Most of the crude was bound for US customers — including PDVSA’s US refining unit Citgo Petroleum, Chevron Corp, Valero Energy and PBF Energy. Other large vessels loaded with Venezuelan oil and fuel were waiting to depart for Singapore, India and China, local reports said.

PDVSA exported 1.25 mill barrels per day of crude last year, including 500,000 barrels per day to the US. The company boosted sales in early January in anticipation of sanctions, according to Refinitiv Eikon’s data.

On Wednesday, Wills Rangel, a PDVSA board member, told Reuters the state-owned company did not plan to cancel supply contracts with US clients.

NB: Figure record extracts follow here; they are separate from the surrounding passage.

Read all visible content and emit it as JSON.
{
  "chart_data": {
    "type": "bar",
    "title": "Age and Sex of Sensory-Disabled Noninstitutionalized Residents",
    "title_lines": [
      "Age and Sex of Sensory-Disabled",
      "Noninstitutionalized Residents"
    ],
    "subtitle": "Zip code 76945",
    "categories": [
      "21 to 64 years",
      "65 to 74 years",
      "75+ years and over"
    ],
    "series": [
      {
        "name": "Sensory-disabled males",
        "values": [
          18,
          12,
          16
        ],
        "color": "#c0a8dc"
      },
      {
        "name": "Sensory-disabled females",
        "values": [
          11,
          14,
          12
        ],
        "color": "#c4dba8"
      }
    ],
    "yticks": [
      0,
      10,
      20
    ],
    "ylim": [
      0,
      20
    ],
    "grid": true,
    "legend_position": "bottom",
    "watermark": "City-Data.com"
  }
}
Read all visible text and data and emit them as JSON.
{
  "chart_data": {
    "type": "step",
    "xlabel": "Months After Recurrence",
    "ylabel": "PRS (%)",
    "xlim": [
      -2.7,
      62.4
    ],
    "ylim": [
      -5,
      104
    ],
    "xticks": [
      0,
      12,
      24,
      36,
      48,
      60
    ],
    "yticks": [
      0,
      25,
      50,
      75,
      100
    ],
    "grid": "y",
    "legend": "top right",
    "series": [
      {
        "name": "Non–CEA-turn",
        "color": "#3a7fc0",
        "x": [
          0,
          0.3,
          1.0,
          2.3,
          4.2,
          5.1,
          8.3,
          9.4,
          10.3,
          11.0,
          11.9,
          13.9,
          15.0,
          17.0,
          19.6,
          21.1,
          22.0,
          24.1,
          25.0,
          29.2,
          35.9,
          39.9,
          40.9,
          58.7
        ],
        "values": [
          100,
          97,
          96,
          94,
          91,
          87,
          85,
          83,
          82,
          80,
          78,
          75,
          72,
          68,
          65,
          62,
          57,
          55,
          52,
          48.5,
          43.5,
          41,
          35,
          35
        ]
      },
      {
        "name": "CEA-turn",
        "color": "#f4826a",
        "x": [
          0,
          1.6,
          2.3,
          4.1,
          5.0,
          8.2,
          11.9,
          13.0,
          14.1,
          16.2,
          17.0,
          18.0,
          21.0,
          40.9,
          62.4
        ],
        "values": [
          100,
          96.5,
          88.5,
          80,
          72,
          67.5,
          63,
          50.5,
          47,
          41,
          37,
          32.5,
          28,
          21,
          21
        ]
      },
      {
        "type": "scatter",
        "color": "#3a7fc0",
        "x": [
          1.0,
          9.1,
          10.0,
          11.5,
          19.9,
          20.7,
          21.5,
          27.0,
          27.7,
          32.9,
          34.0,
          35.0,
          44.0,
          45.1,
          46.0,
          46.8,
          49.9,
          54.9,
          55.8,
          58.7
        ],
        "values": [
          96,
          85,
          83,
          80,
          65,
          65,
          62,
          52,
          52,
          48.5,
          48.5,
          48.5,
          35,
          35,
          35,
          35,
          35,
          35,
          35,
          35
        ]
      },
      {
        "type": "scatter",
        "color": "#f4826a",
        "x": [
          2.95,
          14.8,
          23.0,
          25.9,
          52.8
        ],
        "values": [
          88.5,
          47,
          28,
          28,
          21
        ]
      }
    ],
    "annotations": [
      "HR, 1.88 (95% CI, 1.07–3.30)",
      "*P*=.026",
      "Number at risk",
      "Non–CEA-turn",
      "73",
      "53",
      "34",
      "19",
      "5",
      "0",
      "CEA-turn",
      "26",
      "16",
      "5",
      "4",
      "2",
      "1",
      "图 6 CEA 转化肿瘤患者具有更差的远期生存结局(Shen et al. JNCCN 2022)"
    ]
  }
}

Meanwhile, PDVSA President Manuel Quevedo said on Tuesday said a declaration of force majeure that would free PDVSA from paying penalties for undelivered cargoes was under consideration.

The company is looking to India to import more Venezuelan crude and is also considering imports of light crude if necessary to boost domestic production of gasoline.

PDVSA is facing problems unloading fuel imports for domestic use because sanctions are making it difficult to complete payments for deliveries, according to Rangel, who also leads the firm’s labour union.

Sanctions require PDVSA’s US-based customers, including its refining arm Citgo Petroleum, to deposit import proceeds in special accounts out of Maduro’s reach.

They also limit US dollar transactions with PDVSA, but did not specify if US fuel can still be exported to Venezuela.

PDVSA will insist the fuel cargoes are discharged and try to find a way to pay for them, Rangel said.
Venezuela’s main fuel suppliers are Citgo and India’s Reliance Industries, which typically ship naphtha, alkylate for gasoline, diesel and components from the US, according to internal PDVSA trade documents, seen by Reuters.

As of Wednesday, over 15 tankers were anchored waiting to discharge some 5.5 mill barrels of diesel, gasoline, vacuum gasoil, liquefied petroleum gas and naphtha — enough for an estimated 13 days of consumption.

Reports from Greece claimed that at least two Greek-owned tankers, belonging to Horizon Tankers and Hellenic Tankers, have been seized by the Venezuelan authorities and were only released after their cargoes were confiscated.

The tankers were carrying refined fuel for the Venezuelan market. According to shipbroking sources and reports in TradeWinds, the vessels had stopped off the Venezuelan coast but within the country’s territorial waters and said that they would not deliver their cargoes until they were paid for previous deliveries.

This practice has recently become quite common as there have been major delays in payments by PDVSA, which faces obligations of $34.6 bill.

However, the country’s authorities cited an emergency to sidestep English law – which the charterparties were based on – and enforce Venezuelan law enabling the country to confiscate the the two Greek tankers’ cargoes, as well as several others, it was reported.